As far as KHE is concerned, the treatment strategies include surgery, arterial embolization, radiotherapy, and pharmaceutical treatments [3]. According to the relevant literature, a ladder therapy is proposed. (1) The mass is solitary or well-defined; it can be removed after vascular embolism and ligation; (2) those without surgical indications, first-line drugs such as glucocorticoids are preferred; the second-line drug therapy is administered when the first-line therapy is ineffective, such as interferon, immunosuppressant, or combined use; (3) radiotherapy can be considered when both of the above two therapies are ineffective [12]. Surgical treatment is the fastest treatment for the patients who already have symptoms of compression. Arterial embolism generally uses anhydrous alcohol and sclerosing agents to block the blood supply to the tumor, often combined with surgical treatment, which can shrink the tumor to a certain extent, and temporary relief of abnormal blood vessels caused by thrombocytopenia, coagulation consumption, and other manifestations [13]. The precondition is that the important blood supply vessels to the tumor are well defined and the side effects of related drugs are known. Radiotherapy has been widely used to inhibit the progress of the tumor, but considering the greater side effects for children, it is rarely used in clinical practice. For pharmaceutical treatment, it includes systemic use of glucocorticoid, vincristine, interferon, antiplatelet drugs, propranolol, and sirolimus [14]. In recent years, the use of sirolimus in the treatment of KHE has been reported more than before. Some literature suggests that sirolimus is still effective in patients with steroid resistance and vincristine inefficacy or in association with KMP, and the effect is long-lasting, but it is necessary to provide in future clinical big data to further support the therapeutic effect of different drugs [15].

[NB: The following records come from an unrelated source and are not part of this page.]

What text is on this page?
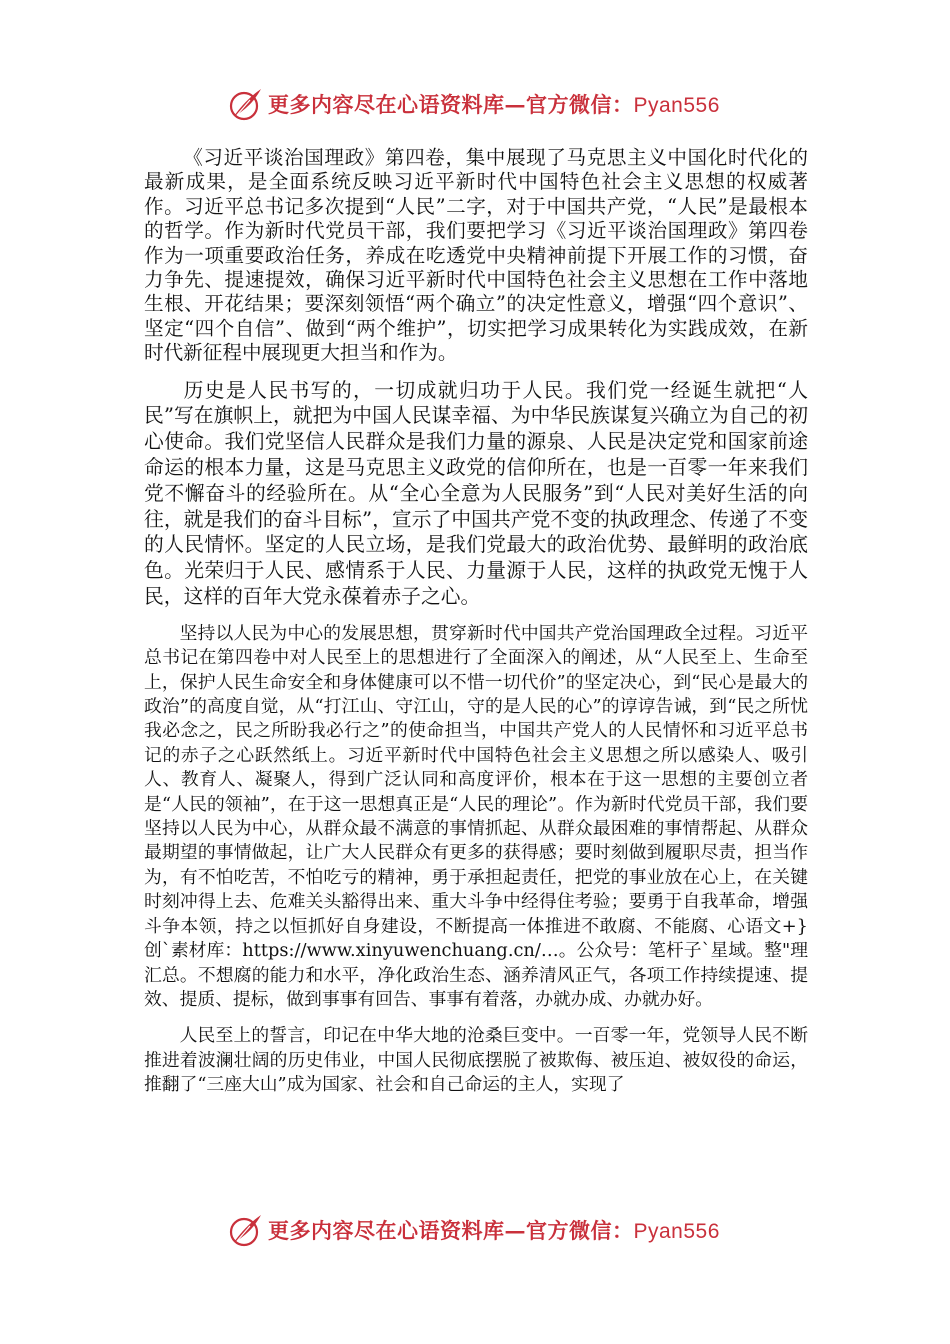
更多内容尽在心语资料库—官方微信：Pyan556

《习近平谈治国理政》第四卷，集中展现了马克思主义中国化时代化的最新成果，是全面系统反映习近平新时代中国特色社会主义思想的权威著作。习近平总书记多次提到“人民”二字，对于中国共产党，“人民”是最根本的哲学。作为新时代党员干部，我们要把学习《习近平谈治国理政》第四卷作为一项重要政治任务，养成在吃透党中央精神前提下开展工作的习惯，奋力争先、提速提效，确保习近平新时代中国特色社会主义思想在工作中落地生根、开花结果；要深刻领悟“两个确立”的决定性意义，增强“四个意识”、坚定“四个自信”、做到“两个维护”，切实把学习成果转化为实践成效，在新时代新征程中展现更大担当和作为。

历史是人民书写的，一切成就归功于人民。我们党一经诞生就把“人民”写在旗帜上，就把为中国人民谋幸福、为中华民族谋复兴确立为自己的初心使命。我们党坚信人民群众是我们力量的源泉、人民是决定党和国家前途命运的根本力量，这是马克思主义政党的信仰所在，也是一百零一年来我们党不懈奋斗的经验所在。从“全心全意为人民服务”到“人民对美好生活的向往，就是我们的奋斗目标”，宣示了中国共产党不变的执政理念、传递了不变的人民情怀。坚定的人民立场，是我们党最大的政治优势、最鲜明的政治底色。光荣归于人民、感情系于人民、力量源于人民，这样的执政党无愧于人民，这样的百年大党永葆着赤子之心。

坚持以人民为中心的发展思想，贯穿新时代中国共产党治国理政全过程。习近平总书记在第四卷中对人民至上的思想进行了全面深入的阐述，从“人民至上、生命至上，保护人民生命安全和身体健康可以不惜一切代价”的坚定决心，到“民心是最大的政治”的高度自觉，从“打江山、守江山，守的是人民的心”的谆谆告诫，到“民之所忧我必念之，民之所盼我必行之”的使命担当，中国共产党人的人民情怀和习近平总书记的赤子之心跃然纸上。习近平新时代中国特色社会主义思想之所以感染人、吸引人、教育人、凝聚人，得到广泛认同和高度评价，根本在于这一思想的主要创立者是“人民的领袖”，在于这一思想真正是“人民的理论”。作为新时代党员干部，我们要坚持以人民为中心，从群众最不满意的事情抓起、从群众最困难的事情帮起、从群众最期望的事情做起，让广大人民群众有更多的获得感；要时刻做到履职尽责，担当作为，有不怕吃苦，不怕吃亏的精神，勇于承担起责任，把党的事业放在心上，在关键时刻冲得上去、危难关头豁得出来、重大斗争中经得住考验；要勇于自我革命，增强斗争本领，持之以恒抓好自身建设，不断提高一体推进不敢腐、不能腐、心语文+}创`素材库：https://www.xinyuwenchuang.cn/…。公众号：笔杆子`星域。整"理汇总。不想腐的能力和水平，净化政治生态、涵养清风正气，各项工作持续提速、提效、提质、提标，做到事事有回告、事事有着落，办就办成、办就办好。

人民至上的誓言，印记在中华大地的沧桑巨变中。一百零一年，党领导人民不断推进着波澜壮阔的历史伟业，中国人民彻底摆脱了被欺侮、被压迫、被奴役的命运，推翻了“三座大山”成为国家、社会和自己命运的主人，实现了

更多内容尽在心语资料库—官方微信：Pyan556
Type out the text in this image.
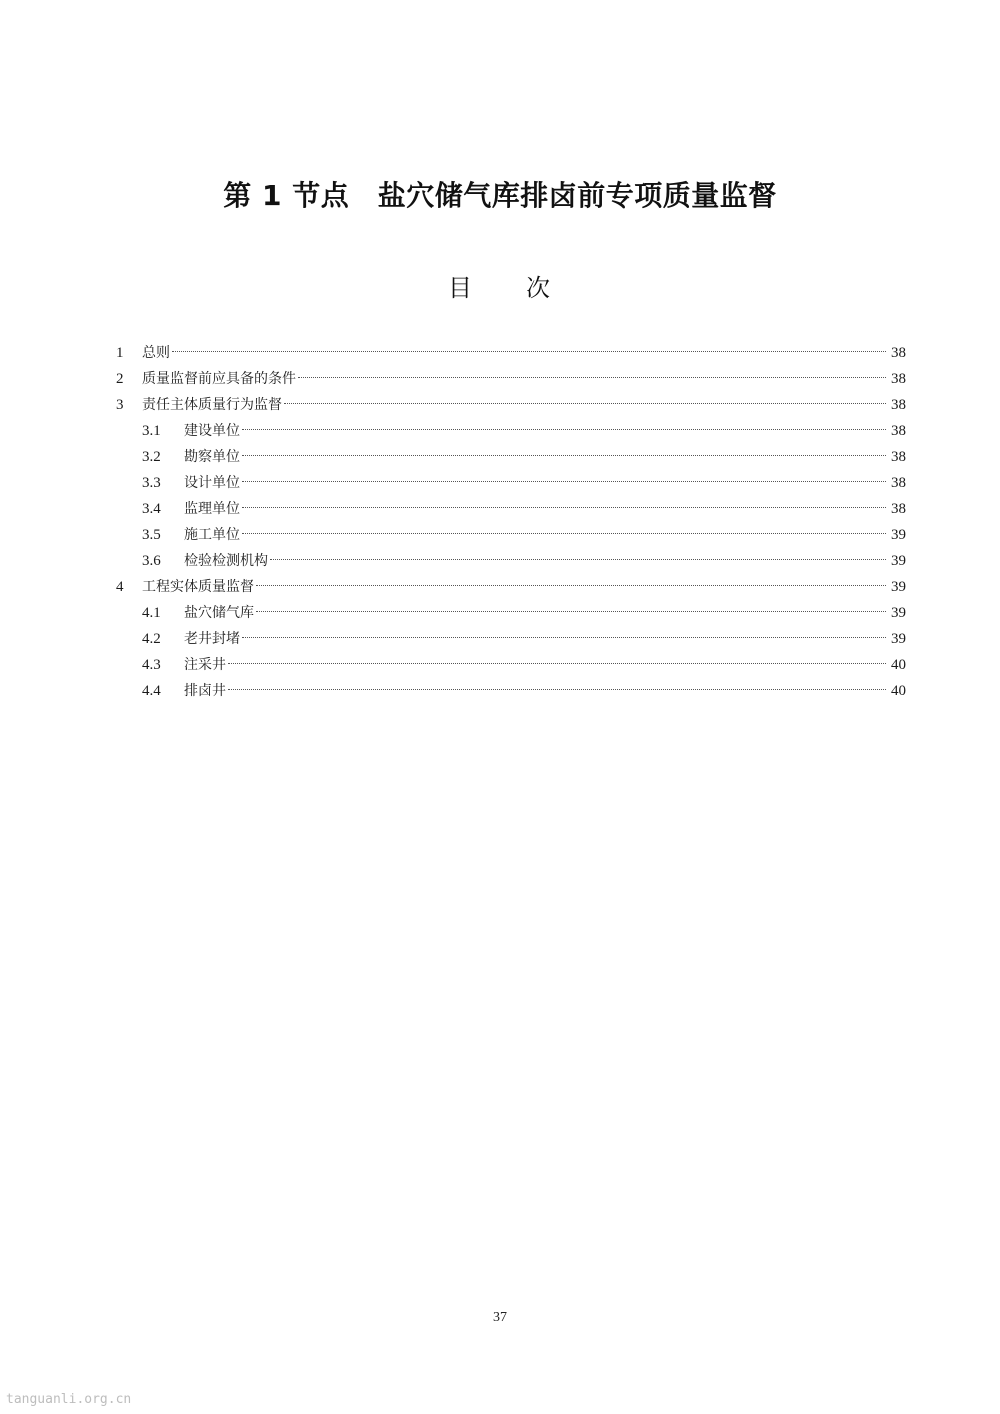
第 1 节点　盐穴储气库排卤前专项质量监督
目 次
1	总则	38
2	质量监督前应具备的条件	38
3	责任主体质量行为监督	38
3.1	建设单位	38
3.2	勘察单位	38
3.3	设计单位	38
3.4	监理单位	38
3.5	施工单位	39
3.6	检验检测机构	39
4	工程实体质量监督	39
4.1	盐穴储气库	39
4.2	老井封堵	39
4.3	注采井	40
4.4	排卤井	40
37
tanguanli.org.cn
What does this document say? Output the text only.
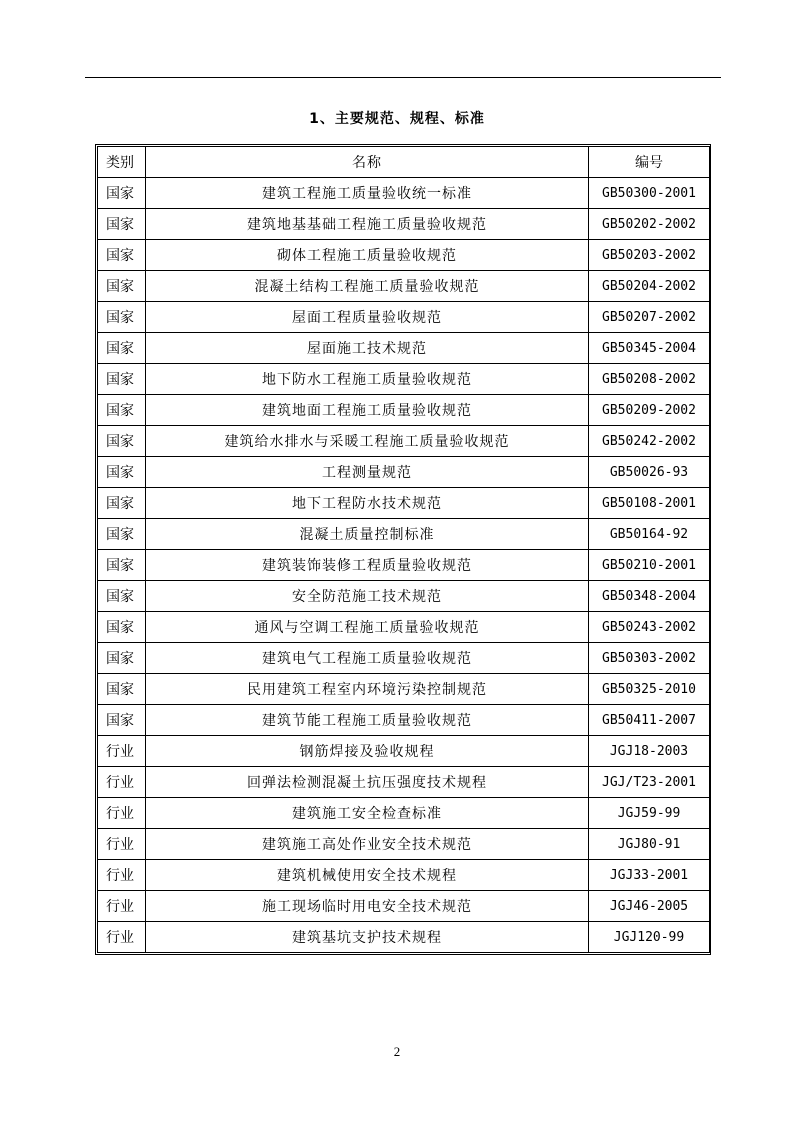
1、主要规范、规程、标准
类别	名称	编号
国家	建筑工程施工质量验收统一标准	GB50300-2001
国家	建筑地基基础工程施工质量验收规范	GB50202-2002
国家	砌体工程施工质量验收规范	GB50203-2002
国家	混凝土结构工程施工质量验收规范	GB50204-2002
国家	屋面工程质量验收规范	GB50207-2002
国家	屋面施工技术规范	GB50345-2004
国家	地下防水工程施工质量验收规范	GB50208-2002
国家	建筑地面工程施工质量验收规范	GB50209-2002
国家	建筑给水排水与采暖工程施工质量验收规范	GB50242-2002
国家	工程测量规范	GB50026-93
国家	地下工程防水技术规范	GB50108-2001
国家	混凝土质量控制标准	GB50164-92
国家	建筑装饰装修工程质量验收规范	GB50210-2001
国家	安全防范施工技术规范	GB50348-2004
国家	通风与空调工程施工质量验收规范	GB50243-2002
国家	建筑电气工程施工质量验收规范	GB50303-2002
国家	民用建筑工程室内环境污染控制规范	GB50325-2010
国家	建筑节能工程施工质量验收规范	GB50411-2007
行业	钢筋焊接及验收规程	JGJ18-2003
行业	回弹法检测混凝土抗压强度技术规程	JGJ/T23-2001
行业	建筑施工安全检查标准	JGJ59-99
行业	建筑施工高处作业安全技术规范	JGJ80-91
行业	建筑机械使用安全技术规程	JGJ33-2001
行业	施工现场临时用电安全技术规范	JGJ46-2005
行业	建筑基坑支护技术规程	JGJ120-99
2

Our case showed no signs of thrombocytopenia and coagulation dysfunction during the entire treatment process, and the joint restriction improved after surgical treatment, and the current regular follow-up and re-examination showed that the surgery is successful. There is no recurrence, and follow-up is to be continued.

Conclusion

KHE is a rare disease in clinics; the number of confirmed cases in the world is still relatively few; the etiology and mechanism of the disease are still unknown, which will result in misdiagnose or delayed treatment in the disease early stage. It is necessary to continue to collect relevant cases, unify the standard treatment guidelines as soon as possible, reduce the mortality rate, and improve the quality of life of the cases.